Con los horrores de la Gran Guerra todavía recientes, era un clamor en Europa que el ejercicio de la enfermería, aparte de altruismo, requiriese de profesionalidad; también en España, que había permanecido neutral. Aquí, las dos grandes promotoras de escuelas y hospitales de la Cruz Roja fueron la reina Victoria Eugenia y la Duquesa de la Victoria, enviada esta por aquella a la guerra del Rif en comisión de servicio.

Allí, durante cuatro años, en retaguardia y en vanguardia, María del Carmen gestionó efectivos, organizó contingentes y, sobre todo, curó y confortó enfermos, primando siempre el estado y la gravedad por encima del grado, el empleo, la distinción y, por supuesto, la filiación política.
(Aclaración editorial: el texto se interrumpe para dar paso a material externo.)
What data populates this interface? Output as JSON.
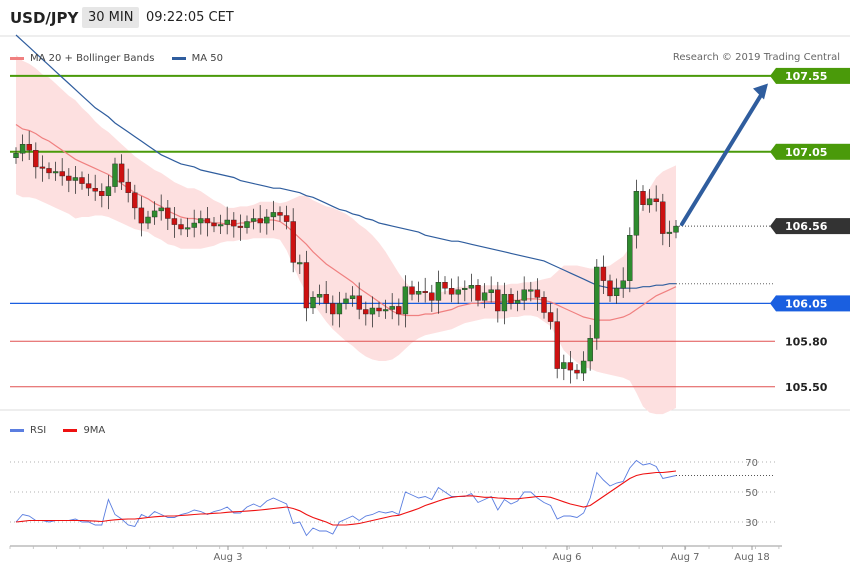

Tanto se distinguió, que hasta Indalecio Prieto, socialista poco dado a contemporizar con la aristocracia, se reconoció dispuesto a hincar la rodilla ante el heroísmo de la duquesa de la Victoria; de hecho, si esta salvó la vida en el Madrid de la guerra fue por su fama, que la precedía.

Pero esta es otra historia. La que en realidad hemos venido a contar aquí es la de los profesionales de la sanidad española en estos tiempos de coronavirus, quienes se merecen, solo para empezar a hablar, un monumento como el de María del Carmen Angoloti y Mesa.